A life of creation: Designer Patricia Michaels named 2024 Living Treasure

May 22—Patricia Michaels' hand-painted textiles tell stories of snowy aspens, mountain walks and raindrops, as well as birth, struggle and triumph.

The Museum of Indian Arts and Culture (MIAC) has named the Santa Fe designer the 2024 recipient of its Living Treasure Award.

The award is part of the annual MIAC Native Treasures Art Market on Memorial Day weekend. It honors Native American artists who have made outstanding artistic contributions to the field of Indigenous arts and culture.

"When they told me, I cried," Michaels said in a telephone interview from Santa Fe. "I was like, what? Are you serious? Are you going to change your mind?"

The artist is known for her haute couture designs.

Growing up in Santa Fe and Taos, she was surrounded by beauty — the cultures, landscapes and the art, all of which influenced her design aesthetic.

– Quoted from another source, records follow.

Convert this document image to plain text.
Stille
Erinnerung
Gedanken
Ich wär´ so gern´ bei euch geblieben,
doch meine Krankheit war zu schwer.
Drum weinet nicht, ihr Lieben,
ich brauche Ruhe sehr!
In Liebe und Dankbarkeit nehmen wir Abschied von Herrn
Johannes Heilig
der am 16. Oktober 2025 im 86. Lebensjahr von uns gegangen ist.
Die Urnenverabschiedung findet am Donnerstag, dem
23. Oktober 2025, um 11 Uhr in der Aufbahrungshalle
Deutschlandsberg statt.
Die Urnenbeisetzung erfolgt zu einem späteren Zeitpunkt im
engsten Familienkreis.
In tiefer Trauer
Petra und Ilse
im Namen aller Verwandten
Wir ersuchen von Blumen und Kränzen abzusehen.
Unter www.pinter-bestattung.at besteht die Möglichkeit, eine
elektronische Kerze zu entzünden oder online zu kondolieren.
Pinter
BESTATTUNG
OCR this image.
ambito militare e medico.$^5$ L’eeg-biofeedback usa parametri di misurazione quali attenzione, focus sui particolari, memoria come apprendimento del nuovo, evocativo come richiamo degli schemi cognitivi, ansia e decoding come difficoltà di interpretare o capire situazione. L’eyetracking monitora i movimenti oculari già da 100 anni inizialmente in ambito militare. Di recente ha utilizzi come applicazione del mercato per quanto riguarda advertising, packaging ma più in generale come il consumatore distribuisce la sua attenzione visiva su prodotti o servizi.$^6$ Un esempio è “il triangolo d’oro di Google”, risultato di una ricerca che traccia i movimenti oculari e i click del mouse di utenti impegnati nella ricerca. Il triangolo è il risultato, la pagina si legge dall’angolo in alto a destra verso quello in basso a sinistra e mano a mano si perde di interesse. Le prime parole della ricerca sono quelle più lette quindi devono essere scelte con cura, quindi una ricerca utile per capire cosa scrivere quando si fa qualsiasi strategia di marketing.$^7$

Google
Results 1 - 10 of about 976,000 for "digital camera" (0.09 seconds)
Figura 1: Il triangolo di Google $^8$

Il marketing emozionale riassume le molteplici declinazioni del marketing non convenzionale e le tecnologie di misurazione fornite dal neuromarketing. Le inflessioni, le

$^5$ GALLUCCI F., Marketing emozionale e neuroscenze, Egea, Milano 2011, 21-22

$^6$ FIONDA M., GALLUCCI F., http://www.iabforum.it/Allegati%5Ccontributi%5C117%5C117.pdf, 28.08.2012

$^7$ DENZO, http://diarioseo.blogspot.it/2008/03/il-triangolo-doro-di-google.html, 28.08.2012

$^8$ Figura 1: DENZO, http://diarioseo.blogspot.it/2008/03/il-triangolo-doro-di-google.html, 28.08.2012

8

She became widely known through participation in the Emmy Award-winning season 11 of "Project Runway."

When Michaels was growing up, her family members and friends made their own ceremonial clothing. From the age of 4, she sat at her mother's feet as she cut and sewed hand-me-down clothing to fit her daughter. Her grandfather brain-tanned his own deer hide to stitch his own moccasins.

"I learned different techniques and styles and I thought it was fascinating," Michaels said.

"They were very prolific in my family," she added. "They would dance and they would sing. There wasn't a pair of hands I didn't appreciate."

By the time she was in Santa Fe High School, she was designing sports and cheerleader uniforms. It formed the nucleus of her self-expression outside of the pueblo.

Michaels lived in the old Taos Pueblo with her grandparents for three years as a teenager.

Later, she worked in the Santa Fe Opera's costume department, a job she had dreamed of since childhood.

"I knew it was the only place where I could learn good production," she said.

Michaels studied at both the Institute of American Indian Arts and, following the example of her mentor Lloyd Kiva New, the School of the Art Institute of Chicago.

Her textile designing flourished and she set up a company, PM Waterlily LLC. The label combines her initials and her Native name, Waterlily.

"Years later, I went to Italy and worked with an Italian tailor," she added.

Michaels was the first Native American to have a label at New York's Fashion Week, and the first to appear on "Project Runway."

During the show's 11th season, Michaels presented a blue dress covered with handcrafted mica pendants and a head piece whose filaments veiled the model's face. She placed first runner-up.

Today, her designs weave haute couture with traditional Native motifs, much of it on silk.

"I had a pet black widow in the fourth grade," Michaels said. "I wanted to see how silk is made. It was very fast and messy. I feel like that transferred itself into my inner child. I reinvent and reinvent, and that always calls me."

She sometimes begins by sketching out her ideas on paper. When she's feeling particularly inspired, she paints directly onto the fabric.

Paper bread is her latest inspiration. Also known as piki bread (Hopi Pueblo) and pe' lee bread (Taos Pueblo), it's made using blue cornmeal.

"It translates really well in the silk," Michaels said. "They're very asymmetrical garments."

She often translates flowers from nature, using layers of ethereal silk. Fiber reactive dye becomes her paint.

In 2023, Michaels dressed the Canadian actress Tantoo Cardinal for the Cannes Film Festival premiere of "Killers of the Flower Moon," directed by Martin Scorsese. IAIA bought the dress for its collection.

"It was all hand-painted eagle feathers," Michaels said. "Those are my signature.

"She called me and asked me if I was interested," she continued. "An hour later, I had the designs."

Michael's work can also be seen in the MIAC exhibit "Painted By Hand: The Textiles of Patricia Michaels."